Mark Stevens and Cyrille D’Haese are to be commended for raising awareness of the “magical world” of springtails and searching diligently for new species to photograph and describe. I only wish they could let go of evolution.

  • “They are known as springtails — an ancient group of invertebrates that evolved along with mosses and lichens dating back to more than 400 million years ago.”
  • “The evolutionary success of Collembola as a major contributor to healthy ecosystems means they have the potential to indicate when ecosystems are out of balance.”

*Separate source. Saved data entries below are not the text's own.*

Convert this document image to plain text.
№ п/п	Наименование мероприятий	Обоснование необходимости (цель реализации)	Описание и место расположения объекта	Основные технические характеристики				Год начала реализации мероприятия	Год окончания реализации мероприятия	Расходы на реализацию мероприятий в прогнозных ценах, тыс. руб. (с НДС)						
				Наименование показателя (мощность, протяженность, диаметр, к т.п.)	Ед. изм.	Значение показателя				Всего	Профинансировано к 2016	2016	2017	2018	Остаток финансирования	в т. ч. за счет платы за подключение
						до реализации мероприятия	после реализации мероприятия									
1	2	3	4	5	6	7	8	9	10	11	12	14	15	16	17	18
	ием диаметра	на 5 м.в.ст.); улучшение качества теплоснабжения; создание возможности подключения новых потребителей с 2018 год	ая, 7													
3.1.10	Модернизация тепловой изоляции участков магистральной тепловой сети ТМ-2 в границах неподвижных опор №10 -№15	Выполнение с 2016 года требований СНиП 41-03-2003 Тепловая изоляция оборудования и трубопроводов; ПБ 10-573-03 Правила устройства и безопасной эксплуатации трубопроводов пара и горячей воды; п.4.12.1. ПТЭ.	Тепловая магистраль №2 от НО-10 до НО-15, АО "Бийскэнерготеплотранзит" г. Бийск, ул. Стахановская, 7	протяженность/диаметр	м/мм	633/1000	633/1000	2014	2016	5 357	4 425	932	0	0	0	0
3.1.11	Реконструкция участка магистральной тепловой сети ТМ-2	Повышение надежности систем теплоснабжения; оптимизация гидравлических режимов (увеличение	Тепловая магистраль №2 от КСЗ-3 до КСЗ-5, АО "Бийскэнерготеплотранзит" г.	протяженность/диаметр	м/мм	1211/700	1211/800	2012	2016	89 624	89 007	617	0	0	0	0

Does it have to be called an “evolutionary success” instead of just a success? The adjective “evolutionary” performs no function. It is also contrary to the evidence, since the fossil record shows stasis, not evolution. Why not consider that they are successful because they were designed? Indeed, the whole ecosystem, with each part performing its role, bears the hallmarks of foresight and master planning. I wonder if a “habitable planet” could function without them.

Applications

Consider the subject of springtails as a fun science project for students in your family or school. To get them motivated, show them Dr. Adrian Smith’s amazing high-speed videos on Ant Lab (here, here, here). When sufficiently amazed, have them go into the yard looking for springtails to collect and describe. Give them a magnifying glass, loupe, or microscope to see them clearly. Help them devise a testable hypothesis. This could be a blue-ribbon entry in the science fair.

Let us help young students to grow in awe of the wonders of nature. They may need guidance in how to filter out the evolutionary detritus left, like litter, in the scientific literature. They will be ahead of the curve as Darwinism continues its slow decline. I think they will be happier, too.